12 February 2012

"You cannot love a thing without wanting to fight for it" -G.K. Chesterton

I have been thinking. We are commanded to love our neighbor.
What if I do not love my neighbor?
Well, then. I must choose to love anyway.
I must purposefully,
           intentionally choose actions that will demonstrate love toward my neighbor. Sometimes, this will come at great cost to myself, either in the form of time, money, or pride. If time or money, do not worry. Neither our time nor our money is our own. If it is our pride that will be lost when love is demanded...praise be to our Lord and Savior. "We know our blessings by their cost" (Wendell Berry). To lose one's pride is surely blessing.

But listen. I have heard an excuse, as of late. "How can I love someone I do not love? How can I change what I see or how I see it? I cannot, for I cannot change what I feel." I've heard the excuse, but I've also been reading about virtue and the cultivation of virtuous action. I have been in some of the best educational systems my whole academic career, and yet the idea that courage and love are things to be practiced, not merely bestowed, was shocking. If a person must strive to be courageous, is he less honorable and more in sin than another man? Less honorable because, "well, the fact that he had to work for it means he didn't have it in the first place" and more sinful because, "he is trying to do it on his own! this fool is trying to better himself on his own power!"

Listen. I have heard these things. Some in what I have read. Some in my own heart and mind. The logic does not even follow. Tending to our spirits, tending to our virtues, this is not usurping Christ's rightful place in our lives. His pure blood flowed onto our stained soil in substitute for my lifeblood. I should have died, like Icarus, a fool in my foolishness. But in His death I died, and in His life I live.

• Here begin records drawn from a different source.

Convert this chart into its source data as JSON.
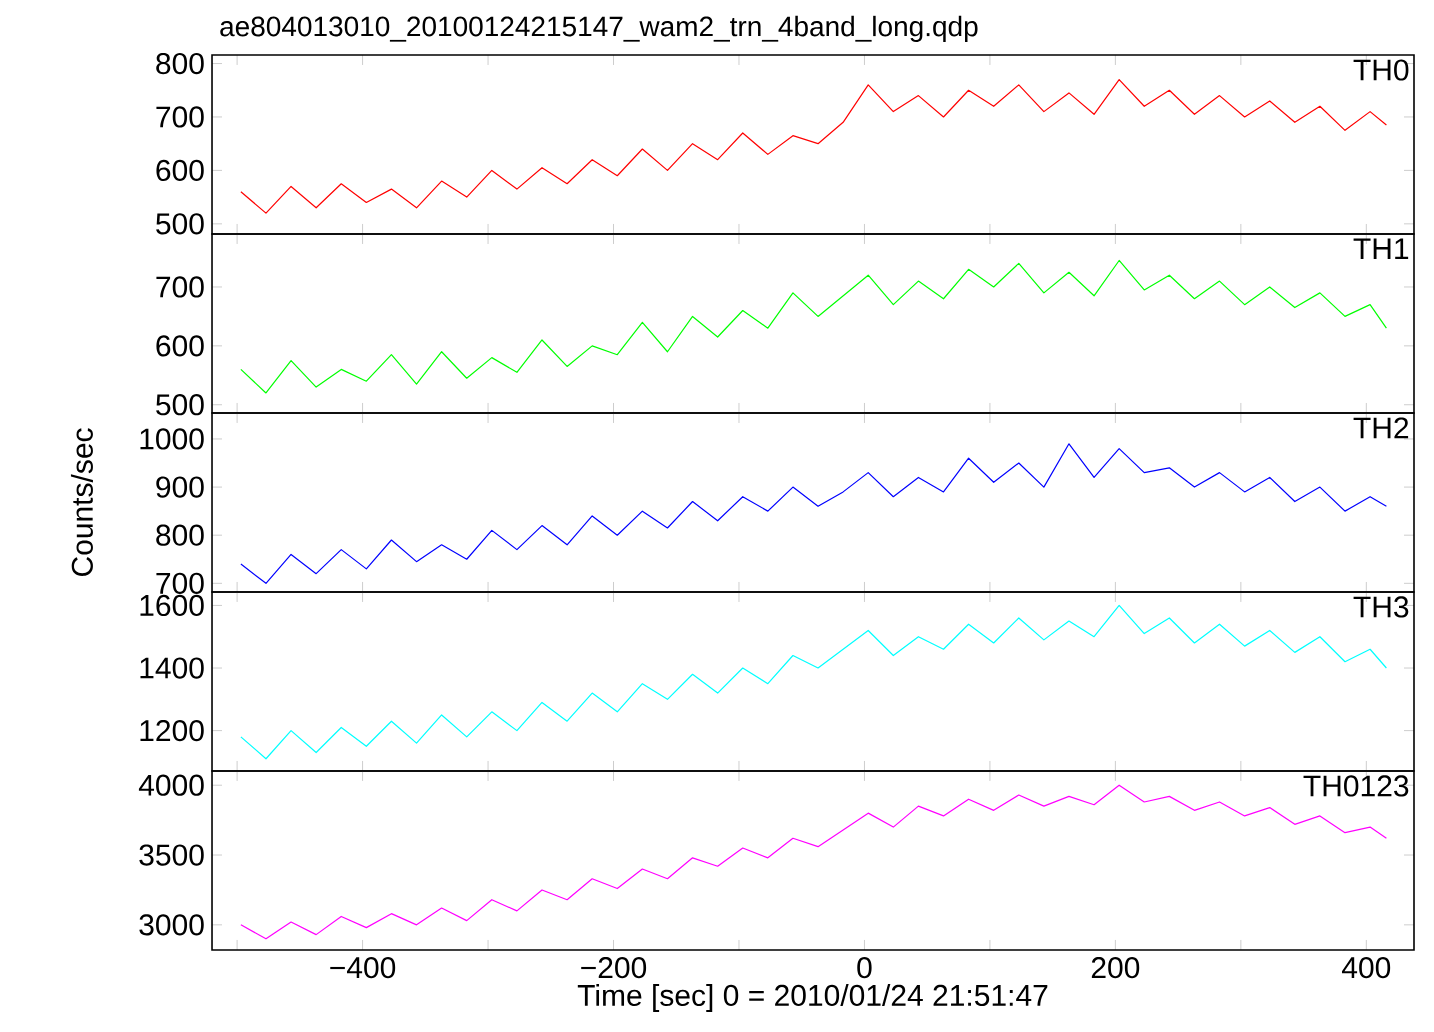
{
  "chart_data": [
    {
      "type": "line",
      "title": "ae804013010_20100124215147_wam2_trn_4band_long.qdp",
      "tick_labels": "y",
      "xlim": [
        -520,
        438
      ],
      "ylim": [
        481,
        816
      ],
      "yticks": [
        500,
        600,
        700,
        800
      ],
      "xticks": [
        -500,
        -400,
        -300,
        -200,
        -100,
        0,
        100,
        200,
        300,
        400
      ],
      "x": [
        -497,
        -477,
        -457,
        -437,
        -417,
        -397,
        -377,
        -357,
        -337,
        -317,
        -297,
        -277,
        -257,
        -237,
        -217,
        -197,
        -177,
        -157,
        -137,
        -117,
        -97,
        -77,
        -57,
        -37,
        -17,
        3,
        23,
        43,
        63,
        83,
        103,
        123,
        143,
        163,
        183,
        203,
        223,
        243,
        263,
        283,
        303,
        323,
        343,
        363,
        383,
        403,
        416
      ],
      "series": [
        {
          "name": "TH0",
          "color": "#ff0000",
          "values": [
            560,
            520,
            570,
            530,
            575,
            540,
            565,
            530,
            580,
            550,
            600,
            565,
            605,
            575,
            620,
            590,
            640,
            600,
            650,
            620,
            670,
            630,
            665,
            650,
            690,
            760,
            710,
            740,
            700,
            750,
            720,
            760,
            710,
            745,
            705,
            770,
            720,
            750,
            705,
            740,
            700,
            730,
            690,
            720,
            675,
            710,
            685
          ]
        }
      ]
    },
    {
      "type": "line",
      "tick_labels": "y",
      "xlim": [
        -520,
        438
      ],
      "ylim": [
        486,
        790
      ],
      "yticks": [
        500,
        600,
        700
      ],
      "xticks": [
        -500,
        -400,
        -300,
        -200,
        -100,
        0,
        100,
        200,
        300,
        400
      ],
      "x": [
        -497,
        -477,
        -457,
        -437,
        -417,
        -397,
        -377,
        -357,
        -337,
        -317,
        -297,
        -277,
        -257,
        -237,
        -217,
        -197,
        -177,
        -157,
        -137,
        -117,
        -97,
        -77,
        -57,
        -37,
        -17,
        3,
        23,
        43,
        63,
        83,
        103,
        123,
        143,
        163,
        183,
        203,
        223,
        243,
        263,
        283,
        303,
        323,
        343,
        363,
        383,
        403,
        416
      ],
      "series": [
        {
          "name": "TH1",
          "color": "#00ff00",
          "values": [
            560,
            520,
            575,
            530,
            560,
            540,
            585,
            535,
            590,
            545,
            580,
            555,
            610,
            565,
            600,
            585,
            640,
            590,
            650,
            615,
            660,
            630,
            690,
            650,
            685,
            720,
            670,
            710,
            680,
            730,
            700,
            740,
            690,
            725,
            685,
            745,
            695,
            720,
            680,
            710,
            670,
            700,
            665,
            690,
            650,
            670,
            630
          ]
        }
      ]
    },
    {
      "type": "line",
      "ylabel": "Counts/sec",
      "tick_labels": "y",
      "xlim": [
        -520,
        438
      ],
      "ylim": [
        682,
        1054
      ],
      "yticks": [
        700,
        800,
        900,
        1000
      ],
      "xticks": [
        -500,
        -400,
        -300,
        -200,
        -100,
        0,
        100,
        200,
        300,
        400
      ],
      "x": [
        -497,
        -477,
        -457,
        -437,
        -417,
        -397,
        -377,
        -357,
        -337,
        -317,
        -297,
        -277,
        -257,
        -237,
        -217,
        -197,
        -177,
        -157,
        -137,
        -117,
        -97,
        -77,
        -57,
        -37,
        -17,
        3,
        23,
        43,
        63,
        83,
        103,
        123,
        143,
        163,
        183,
        203,
        223,
        243,
        263,
        283,
        303,
        323,
        343,
        363,
        383,
        403,
        416
      ],
      "series": [
        {
          "name": "TH2",
          "color": "#0000ff",
          "values": [
            740,
            700,
            760,
            720,
            770,
            730,
            790,
            745,
            780,
            750,
            810,
            770,
            820,
            780,
            840,
            800,
            850,
            815,
            870,
            830,
            880,
            850,
            900,
            860,
            890,
            930,
            880,
            920,
            890,
            960,
            910,
            950,
            900,
            990,
            920,
            980,
            930,
            940,
            900,
            930,
            890,
            920,
            870,
            900,
            850,
            880,
            860
          ]
        }
      ]
    },
    {
      "type": "line",
      "tick_labels": "y",
      "xlim": [
        -520,
        438
      ],
      "ylim": [
        1071,
        1643
      ],
      "yticks": [
        1200,
        1400,
        1600
      ],
      "xticks": [
        -500,
        -400,
        -300,
        -200,
        -100,
        0,
        100,
        200,
        300,
        400
      ],
      "x": [
        -497,
        -477,
        -457,
        -437,
        -417,
        -397,
        -377,
        -357,
        -337,
        -317,
        -297,
        -277,
        -257,
        -237,
        -217,
        -197,
        -177,
        -157,
        -137,
        -117,
        -97,
        -77,
        -57,
        -37,
        -17,
        3,
        23,
        43,
        63,
        83,
        103,
        123,
        143,
        163,
        183,
        203,
        223,
        243,
        263,
        283,
        303,
        323,
        343,
        363,
        383,
        403,
        416
      ],
      "series": [
        {
          "name": "TH3",
          "color": "#00ffff",
          "values": [
            1180,
            1110,
            1200,
            1130,
            1210,
            1150,
            1230,
            1160,
            1250,
            1180,
            1260,
            1200,
            1290,
            1230,
            1320,
            1260,
            1350,
            1300,
            1380,
            1320,
            1400,
            1350,
            1440,
            1400,
            1460,
            1520,
            1440,
            1500,
            1460,
            1540,
            1480,
            1560,
            1490,
            1550,
            1500,
            1600,
            1510,
            1560,
            1480,
            1540,
            1470,
            1520,
            1450,
            1500,
            1420,
            1460,
            1400
          ]
        }
      ]
    },
    {
      "type": "line",
      "xlabel": "Time [sec] 0 = 2010/01/24 21:51:47",
      "xlim": [
        -520,
        438
      ],
      "ylim": [
        2820,
        4102
      ],
      "yticks": [
        3000,
        3500,
        4000
      ],
      "xticks": [
        {
          "value": -500,
          "label": null
        },
        {
          "value": -400,
          "label": "−400"
        },
        {
          "value": -300,
          "label": null
        },
        {
          "value": -200,
          "label": "−200"
        },
        {
          "value": -100,
          "label": null
        },
        {
          "value": 0,
          "label": "0"
        },
        {
          "value": 100,
          "label": null
        },
        {
          "value": 200,
          "label": "200"
        },
        {
          "value": 300,
          "label": null
        },
        {
          "value": 400,
          "label": "400"
        }
      ],
      "x": [
        -497,
        -477,
        -457,
        -437,
        -417,
        -397,
        -377,
        -357,
        -337,
        -317,
        -297,
        -277,
        -257,
        -237,
        -217,
        -197,
        -177,
        -157,
        -137,
        -117,
        -97,
        -77,
        -57,
        -37,
        -17,
        3,
        23,
        43,
        63,
        83,
        103,
        123,
        143,
        163,
        183,
        203,
        223,
        243,
        263,
        283,
        303,
        323,
        343,
        363,
        383,
        403,
        416
      ],
      "series": [
        {
          "name": "TH0123",
          "color": "#ff00ff",
          "values": [
            3000,
            2900,
            3020,
            2930,
            3060,
            2980,
            3080,
            3000,
            3120,
            3030,
            3180,
            3100,
            3250,
            3180,
            3330,
            3260,
            3400,
            3330,
            3480,
            3420,
            3550,
            3480,
            3620,
            3560,
            3680,
            3800,
            3700,
            3850,
            3780,
            3900,
            3820,
            3930,
            3850,
            3920,
            3860,
            4000,
            3880,
            3920,
            3820,
            3880,
            3780,
            3840,
            3720,
            3780,
            3660,
            3700,
            3620
          ]
        }
      ]
    }
  ]
}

His divine power has granted to us all things that pertain to life and godliness, through the knowledge of him who called us to his own glory and excellence,4 by which he has granted to us his precious and very great promises, so that through them you may become partakers of the divine nature, having escaped from the corruption that is in the world because of sinful desire. 5 For this very reason, make every effort to supplement your faith with virtue, and virtue with knowledge, 6 and knowledge with self-control, and self-control with steadfastness, and steadfastness with godliness, 7 and godliness with brotherly affection, and brotherly affection with love. 8 For if these qualities are yours and are increasing, they keep you from being ineffective or unfruitful in the knowledge of our Lord Jesus Christ.
          (2 Peter 1:3-8)

Make every effort, my friends. I think it is probably true, that one cannot love a thing without wanting to fight on that 'thing's behalf. But, perhaps it is more true that one cannot love a thing without needing to fight for that love itself, at times. Put on the new man, as Paul has said in Ephesians 4 and Colossians 3.  Pray for God's intervention to change your heart, while you act in such a way that says you expect your heart to change.

More later. I realize my thoughts are disjointed.